Intraocular Gas – Long Acting
It is my practice to use intraocular gas for repair of macular holes and retinal detachments. Almost without exception, these are the only two operations where I’ll use a gas as a tool to help me repair the retina.
Most retina specialists use a gas called C3F8. This is a very long acting gas and may remain in the eye for over a month. When used, most patients must assume a particular head position for several weeks to ensure that the “bubble” is correctly positioned inside the eye.
This is the origin of the famous “face down positioning.”
Shorter Acting Gas
I prefer to use SF6. This is a smaller molecule and, depending upon the concentration used, will be absorbed by the eye much faster than its counterpart C3F8.
It is my observation over 23 years, that in most cases, the gas is needed for only a few days…not weeks. Not only is excessive head positioning avoided, but complications decrease, too.

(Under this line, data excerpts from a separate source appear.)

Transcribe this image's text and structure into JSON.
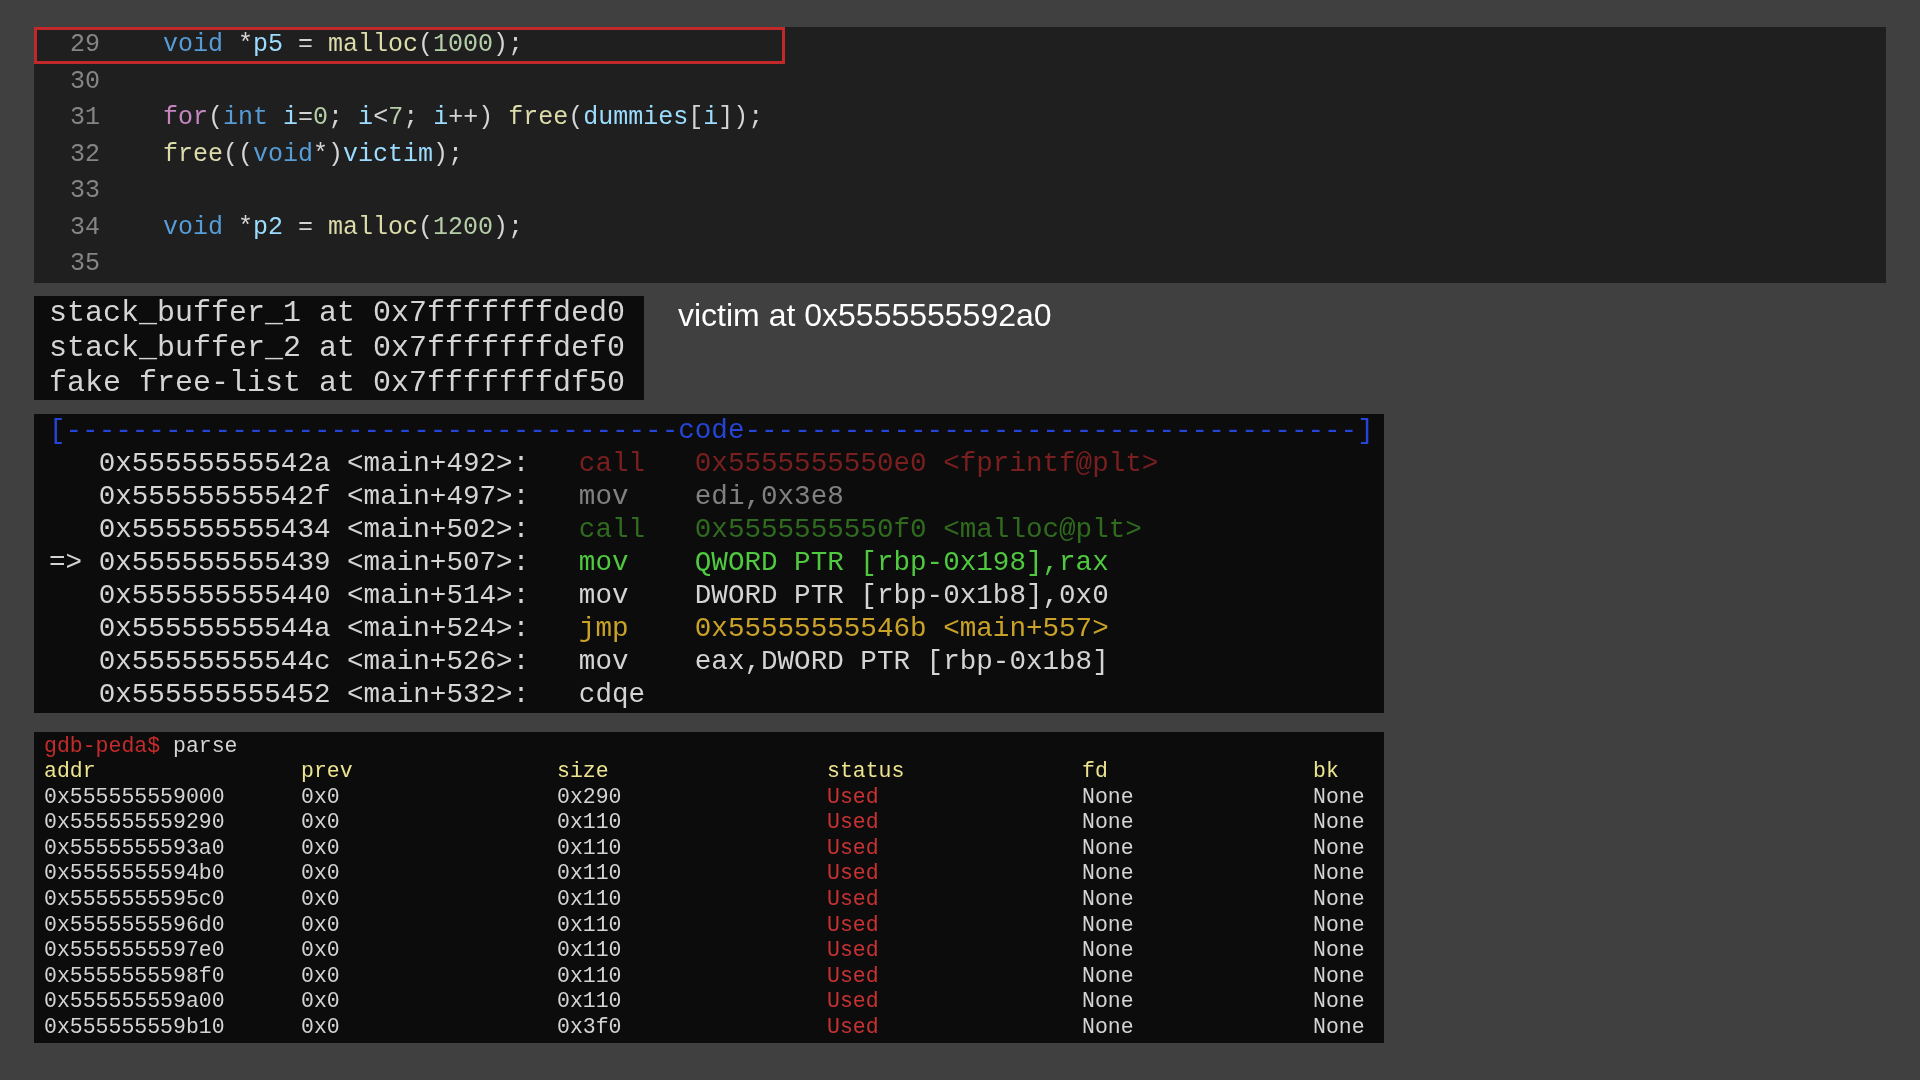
{
  "editor": {
    "lines": [
      {
        "number": "29",
        "highlighted": true,
        "tokens": [
          {
            "kind": "keyword",
            "text": "void"
          },
          {
            "kind": "plain",
            "text": " *"
          },
          {
            "kind": "variable",
            "text": "p5"
          },
          {
            "kind": "plain",
            "text": " = "
          },
          {
            "kind": "function",
            "text": "malloc"
          },
          {
            "kind": "plain",
            "text": "("
          },
          {
            "kind": "number",
            "text": "1000"
          },
          {
            "kind": "plain",
            "text": ");"
          }
        ]
      },
      {
        "number": "30",
        "highlighted": false
      },
      {
        "number": "31",
        "highlighted": false,
        "tokens": [
          {
            "kind": "control",
            "text": "for"
          },
          {
            "kind": "plain",
            "text": "("
          },
          {
            "kind": "keyword",
            "text": "int "
          },
          {
            "kind": "variable",
            "text": "i"
          },
          {
            "kind": "plain",
            "text": "="
          },
          {
            "kind": "number",
            "text": "0"
          },
          {
            "kind": "plain",
            "text": "; "
          },
          {
            "kind": "variable",
            "text": "i"
          },
          {
            "kind": "plain",
            "text": "<"
          },
          {
            "kind": "number",
            "text": "7"
          },
          {
            "kind": "plain",
            "text": "; "
          },
          {
            "kind": "variable",
            "text": "i"
          },
          {
            "kind": "plain",
            "text": "++) "
          },
          {
            "kind": "function",
            "text": "free"
          },
          {
            "kind": "plain",
            "text": "("
          },
          {
            "kind": "variable",
            "text": "dummies"
          },
          {
            "kind": "plain",
            "text": "["
          },
          {
            "kind": "variable",
            "text": "i"
          },
          {
            "kind": "plain",
            "text": "]);"
          }
        ]
      },
      {
        "number": "32",
        "highlighted": false,
        "tokens": [
          {
            "kind": "function",
            "text": "free"
          },
          {
            "kind": "plain",
            "text": "(("
          },
          {
            "kind": "keyword",
            "text": "void"
          },
          {
            "kind": "plain",
            "text": "*)"
          },
          {
            "kind": "variable",
            "text": "victim"
          },
          {
            "kind": "plain",
            "text": ");"
          }
        ]
      },
      {
        "number": "33",
        "highlighted": false
      },
      {
        "number": "34",
        "highlighted": false,
        "tokens": [
          {
            "kind": "keyword",
            "text": "void"
          },
          {
            "kind": "plain",
            "text": " *"
          },
          {
            "kind": "variable",
            "text": "p2"
          },
          {
            "kind": "plain",
            "text": " = "
          },
          {
            "kind": "function",
            "text": "malloc"
          },
          {
            "kind": "plain",
            "text": "("
          },
          {
            "kind": "number",
            "text": "1200"
          },
          {
            "kind": "plain",
            "text": ");"
          }
        ]
      },
      {
        "number": "35",
        "highlighted": false
      }
    ]
  },
  "stack_output": {
    "lines": [
      "stack_buffer_1 at 0x7fffffffded0",
      "stack_buffer_2 at 0x7fffffffdef0",
      "fake free-list at 0x7fffffffdf50"
    ]
  },
  "victim_note": "victim at 0x5555555592a0",
  "disassembly": {
    "header": "[-------------------------------------code-------------------------------------]",
    "instructions": [
      {
        "address": "0x55555555542a",
        "symbol": "<main+492>:",
        "mnemonic": "call",
        "operands": "0x5555555550e0 <fprintf@plt>",
        "color": "#7a1f1f"
      },
      {
        "address": "0x55555555542f",
        "symbol": "<main+497>:",
        "mnemonic": "mov",
        "operands": "edi,0x3e8",
        "color": "#808080"
      },
      {
        "address": "0x555555555434",
        "symbol": "<main+502>:",
        "mnemonic": "call",
        "operands": "0x5555555550f0 <malloc@plt>",
        "color": "#2f6a1f"
      },
      {
        "marker": "=>",
        "address": "0x555555555439",
        "symbol": "<main+507>:",
        "mnemonic": "mov",
        "operands": "QWORD PTR [rbp-0x198],rax",
        "color": "#4fc93f"
      },
      {
        "address": "0x555555555440",
        "symbol": "<main+514>:",
        "mnemonic": "mov",
        "operands": "DWORD PTR [rbp-0x1b8],0x0",
        "color": "#d4d4d4"
      },
      {
        "address": "0x55555555544a",
        "symbol": "<main+524>:",
        "mnemonic": "jmp",
        "operands": "0x55555555546b <main+557>",
        "color": "#c9a227"
      },
      {
        "address": "0x55555555544c",
        "symbol": "<main+526>:",
        "mnemonic": "mov",
        "operands": "eax,DWORD PTR [rbp-0x1b8]",
        "color": "#d4d4d4"
      },
      {
        "address": "0x555555555452",
        "symbol": "<main+532>:",
        "mnemonic": "cdqe",
        "color": "#d4d4d4"
      }
    ]
  },
  "heap_parse": {
    "prompt": "gdb-peda$",
    "command": "parse",
    "columns": [
      "addr",
      "prev",
      "size",
      "status",
      "fd",
      "bk"
    ],
    "rows": [
      {
        "addr": "0x555555559000",
        "prev": "0x0",
        "size": "0x290",
        "status": "Used",
        "fd": "None",
        "bk": "None"
      },
      {
        "addr": "0x555555559290",
        "prev": "0x0",
        "size": "0x110",
        "status": "Used",
        "fd": "None",
        "bk": "None"
      },
      {
        "addr": "0x5555555593a0",
        "prev": "0x0",
        "size": "0x110",
        "status": "Used",
        "fd": "None",
        "bk": "None"
      },
      {
        "addr": "0x5555555594b0",
        "prev": "0x0",
        "size": "0x110",
        "status": "Used",
        "fd": "None",
        "bk": "None"
      },
      {
        "addr": "0x5555555595c0",
        "prev": "0x0",
        "size": "0x110",
        "status": "Used",
        "fd": "None",
        "bk": "None"
      },
      {
        "addr": "0x5555555596d0",
        "prev": "0x0",
        "size": "0x110",
        "status": "Used",
        "fd": "None",
        "bk": "None"
      },
      {
        "addr": "0x5555555597e0",
        "prev": "0x0",
        "size": "0x110",
        "status": "Used",
        "fd": "None",
        "bk": "None"
      },
      {
        "addr": "0x5555555598f0",
        "prev": "0x0",
        "size": "0x110",
        "status": "Used",
        "fd": "None",
        "bk": "None"
      },
      {
        "addr": "0x555555559a00",
        "prev": "0x0",
        "size": "0x110",
        "status": "Used",
        "fd": "None",
        "bk": "None"
      },
      {
        "addr": "0x555555559b10",
        "prev": "0x0",
        "size": "0x3f0",
        "status": "Used",
        "fd": "None",
        "bk": "None"
      }
    ]
  }
}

I usually use SF6 for retinal detachments. Sometimes, too, just plain air.
Air is composed mainly of nitrogen and oxygen. These are much smaller molecules than either of the gases noted above; C3F8 or SF6. Hence, it makes sense that the smaller molecules are absorbed faster by the retina.
Many times, simply injecting air in the eye will give me a “gas bubble” that will help repair the retina, yet will be absorbed faster to reduce complications. The longer a gas stays in the eye, the higher the chance of complications such as causing retinal tears.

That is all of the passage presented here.